Frederick Skrobot III, Susan V. Diehl, and Hamid Borazjani

The major question after a flooding event is whether to remove or remediate the building materials so that potentially harmful mold growth and their by-products cannot cause serious health problems for susceptible individuals. The purpose of this study was to determine the growth of Stachybotrys chartarum and corresponding production of macrocyclic trichothecenes on different components of a residential wall up to 65 days after a simulated flood event. Small-scale residential walls constructed of fiberglass batt insulation, oriented strandboard, gypsum wallboard, and lumber were destructively sampled at four time points. All four building materials contained notable levels of macrocyclic trichothecenes on all collection days. The highest concentrations of macrocyclic trichothecenes were on the paper siding of the gypsum wallboard, followed by the paper siding of the batt insulation and wood lumber. There was a significant increase in trichothecene concentration over time, particularly on the gypsum. The DNA concentrations of the mold were significantly higher on the batt insulation than on the wood products, and the mold concentrations also increased over time on the batt insulation and gypsum, but not on the wood products. It was concluded that if a flooding event should occur, the insulation and gypsum should be removed from the home and the remaining materials should be remediated.

Keywords: Flooding; Stachybotrys chartarum; Mycotoxin; Residential wall materials

Contact information: Department of Sustainable Bioproducts, Box 9820, Mississippi State University, Starkville, MS 39759-9820, USA; *Corresponding author:


Hotter temperatures, heavier and more frequent rains, increased flooding, higher sea levels, and extreme weather—are all possible future natural disasters that can occur in the United States caused by climate change (NAS 2013). These outdoor changes will negatively impact the indoor environment by leading to increased moisture penetration, the decay of building materials, damage to building integrity, dampness, mold and metabolite production, and an overall increase in adverse indoor health conditions (NAS 2011; de Wilde and Coley 2012). Floods are the number one natural disaster in the United States. Since 2010, there have been ten major floods in the United States, costing Americans thirty-four billion dollars in cleanup costs and impacting all fifty states (NFIP 2016). These extreme weather events can dump up to two meters of standing water into a home. When floodwaters enter a home, and remain for extended periods of time, the floodwaters penetrate the wall cavities. After the floodwaters have receded, the building materials within the home act as a perfect substrate for mold development to occur.

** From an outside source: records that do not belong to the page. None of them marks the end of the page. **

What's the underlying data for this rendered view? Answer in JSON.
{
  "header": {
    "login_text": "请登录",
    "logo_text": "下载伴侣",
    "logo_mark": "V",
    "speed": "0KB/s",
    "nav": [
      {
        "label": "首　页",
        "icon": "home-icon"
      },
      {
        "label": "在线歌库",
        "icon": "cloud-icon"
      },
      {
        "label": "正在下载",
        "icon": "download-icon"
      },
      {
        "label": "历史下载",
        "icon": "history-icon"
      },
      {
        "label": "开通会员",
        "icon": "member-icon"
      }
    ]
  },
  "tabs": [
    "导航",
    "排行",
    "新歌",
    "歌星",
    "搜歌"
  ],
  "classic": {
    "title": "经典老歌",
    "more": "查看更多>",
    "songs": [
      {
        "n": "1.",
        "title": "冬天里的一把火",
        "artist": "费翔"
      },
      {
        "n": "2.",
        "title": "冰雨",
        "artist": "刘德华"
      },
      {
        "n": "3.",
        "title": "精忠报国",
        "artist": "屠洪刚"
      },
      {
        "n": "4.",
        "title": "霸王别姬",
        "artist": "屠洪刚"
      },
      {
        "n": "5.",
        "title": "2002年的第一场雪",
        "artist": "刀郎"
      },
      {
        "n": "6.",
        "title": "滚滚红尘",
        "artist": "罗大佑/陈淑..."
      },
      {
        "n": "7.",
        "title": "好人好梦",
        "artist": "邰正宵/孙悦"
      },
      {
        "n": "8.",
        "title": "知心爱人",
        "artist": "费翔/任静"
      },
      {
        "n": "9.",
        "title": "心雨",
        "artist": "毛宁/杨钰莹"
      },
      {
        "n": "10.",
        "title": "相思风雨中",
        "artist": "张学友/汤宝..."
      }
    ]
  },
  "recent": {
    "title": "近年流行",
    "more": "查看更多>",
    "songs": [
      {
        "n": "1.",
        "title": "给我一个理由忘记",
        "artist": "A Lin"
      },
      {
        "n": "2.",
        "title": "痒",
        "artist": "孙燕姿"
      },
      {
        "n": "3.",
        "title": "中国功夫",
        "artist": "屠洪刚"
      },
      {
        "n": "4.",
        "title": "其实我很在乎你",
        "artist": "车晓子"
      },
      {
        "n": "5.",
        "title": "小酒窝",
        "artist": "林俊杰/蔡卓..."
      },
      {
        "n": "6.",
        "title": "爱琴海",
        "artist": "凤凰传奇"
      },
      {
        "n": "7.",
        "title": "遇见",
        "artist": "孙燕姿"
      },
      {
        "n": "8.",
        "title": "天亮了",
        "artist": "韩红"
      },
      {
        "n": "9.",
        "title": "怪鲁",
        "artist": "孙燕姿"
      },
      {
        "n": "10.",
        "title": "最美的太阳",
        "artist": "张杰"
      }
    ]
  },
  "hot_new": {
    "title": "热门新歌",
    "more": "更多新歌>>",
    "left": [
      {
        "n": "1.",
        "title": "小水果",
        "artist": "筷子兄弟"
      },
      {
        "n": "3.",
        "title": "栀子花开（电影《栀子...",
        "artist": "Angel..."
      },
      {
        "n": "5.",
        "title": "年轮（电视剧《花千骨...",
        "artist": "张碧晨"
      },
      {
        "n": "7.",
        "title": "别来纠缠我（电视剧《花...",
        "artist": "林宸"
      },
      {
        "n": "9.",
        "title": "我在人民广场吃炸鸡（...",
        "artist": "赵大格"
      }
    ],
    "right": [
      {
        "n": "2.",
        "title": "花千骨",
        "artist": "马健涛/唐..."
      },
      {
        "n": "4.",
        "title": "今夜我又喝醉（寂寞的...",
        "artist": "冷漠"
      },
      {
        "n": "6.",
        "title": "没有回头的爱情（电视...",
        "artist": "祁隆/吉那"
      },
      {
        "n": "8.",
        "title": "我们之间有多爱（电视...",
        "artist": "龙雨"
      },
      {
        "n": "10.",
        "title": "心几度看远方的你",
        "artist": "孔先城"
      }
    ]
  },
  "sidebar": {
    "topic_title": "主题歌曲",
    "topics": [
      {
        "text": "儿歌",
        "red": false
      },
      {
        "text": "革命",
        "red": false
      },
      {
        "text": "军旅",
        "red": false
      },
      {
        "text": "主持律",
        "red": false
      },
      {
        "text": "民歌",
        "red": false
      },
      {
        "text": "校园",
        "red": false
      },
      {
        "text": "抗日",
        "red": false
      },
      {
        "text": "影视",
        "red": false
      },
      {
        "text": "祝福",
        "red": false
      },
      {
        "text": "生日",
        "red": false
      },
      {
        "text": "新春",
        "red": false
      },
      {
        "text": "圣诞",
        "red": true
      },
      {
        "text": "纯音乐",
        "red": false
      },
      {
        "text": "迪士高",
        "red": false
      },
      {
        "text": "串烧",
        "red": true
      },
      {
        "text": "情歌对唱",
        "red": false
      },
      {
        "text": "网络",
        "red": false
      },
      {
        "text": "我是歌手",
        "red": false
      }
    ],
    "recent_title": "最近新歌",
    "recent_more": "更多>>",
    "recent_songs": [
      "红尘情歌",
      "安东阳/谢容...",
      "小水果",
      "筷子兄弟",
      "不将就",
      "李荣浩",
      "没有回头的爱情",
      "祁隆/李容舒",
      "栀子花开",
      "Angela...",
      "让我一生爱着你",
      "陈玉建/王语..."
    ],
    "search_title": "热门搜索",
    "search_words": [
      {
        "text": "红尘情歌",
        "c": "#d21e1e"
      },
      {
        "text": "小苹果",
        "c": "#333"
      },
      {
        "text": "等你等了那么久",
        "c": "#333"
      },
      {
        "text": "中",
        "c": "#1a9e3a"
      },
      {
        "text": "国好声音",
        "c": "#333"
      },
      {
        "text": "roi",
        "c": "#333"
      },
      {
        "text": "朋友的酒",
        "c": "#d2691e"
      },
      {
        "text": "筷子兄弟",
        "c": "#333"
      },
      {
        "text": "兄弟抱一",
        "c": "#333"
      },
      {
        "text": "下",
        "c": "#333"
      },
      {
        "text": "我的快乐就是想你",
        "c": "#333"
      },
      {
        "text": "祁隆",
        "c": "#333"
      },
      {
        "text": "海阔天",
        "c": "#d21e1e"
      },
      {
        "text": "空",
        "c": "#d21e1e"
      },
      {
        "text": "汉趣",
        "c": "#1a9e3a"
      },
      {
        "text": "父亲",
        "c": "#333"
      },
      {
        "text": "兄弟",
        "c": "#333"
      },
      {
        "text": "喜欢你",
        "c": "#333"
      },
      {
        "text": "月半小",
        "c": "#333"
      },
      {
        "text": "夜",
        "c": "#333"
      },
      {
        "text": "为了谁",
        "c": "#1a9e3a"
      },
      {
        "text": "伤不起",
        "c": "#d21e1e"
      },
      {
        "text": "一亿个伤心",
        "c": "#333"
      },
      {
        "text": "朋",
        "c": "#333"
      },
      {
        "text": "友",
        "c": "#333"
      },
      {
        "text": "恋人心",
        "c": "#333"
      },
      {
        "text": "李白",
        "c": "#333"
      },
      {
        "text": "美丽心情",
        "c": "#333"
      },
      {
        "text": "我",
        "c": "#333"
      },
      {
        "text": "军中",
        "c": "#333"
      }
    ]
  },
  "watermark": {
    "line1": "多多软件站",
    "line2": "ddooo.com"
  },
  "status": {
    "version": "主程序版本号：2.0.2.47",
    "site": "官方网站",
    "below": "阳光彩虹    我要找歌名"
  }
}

Most building materials used within residential homes can support some growth of mold if moisture is present (Sivasubramani et al. 2004). Over the past twenty years, residential construction procedures have changed, and buildings have become tightly sealed to minimize energy costs. This results in reduced ventilation rates but also creates ideal environments for mold. Mold enters a home from the outdoors through windows, vents, and heating and air conditioning systems. A noted difference between each material is its ability to maintain differing levels of moisture, thereby influencing the amount and type of mold. Wood and wood composites such as plywood and oriented strand board are composed of cellulose and provide the needed nutrients for mold growth. Gypsum wallboard and fiberglass batt insulation also support mold growth on their cardboard or paper backings. Andersen et al. (2017) evaluated gypsum wallboard for fungal growth and determined that S. chartarum spores might be within the paper/cardboard surrounding the gypsum during manufacturing. Building materials made of stone, such as concrete and brick, support lower levels of mold; however, the dust on these building materials can provide a nutrient source (Viitanen et al. 2010). The detection of mold within water damaged building materials was performed by Došen et al (2016), who found S. chartarum mycotoxins from both chemotypes, S and A, within dust using an ultra-high performance liquid chromatography-tandem mass spectrometry (UHPLC) method.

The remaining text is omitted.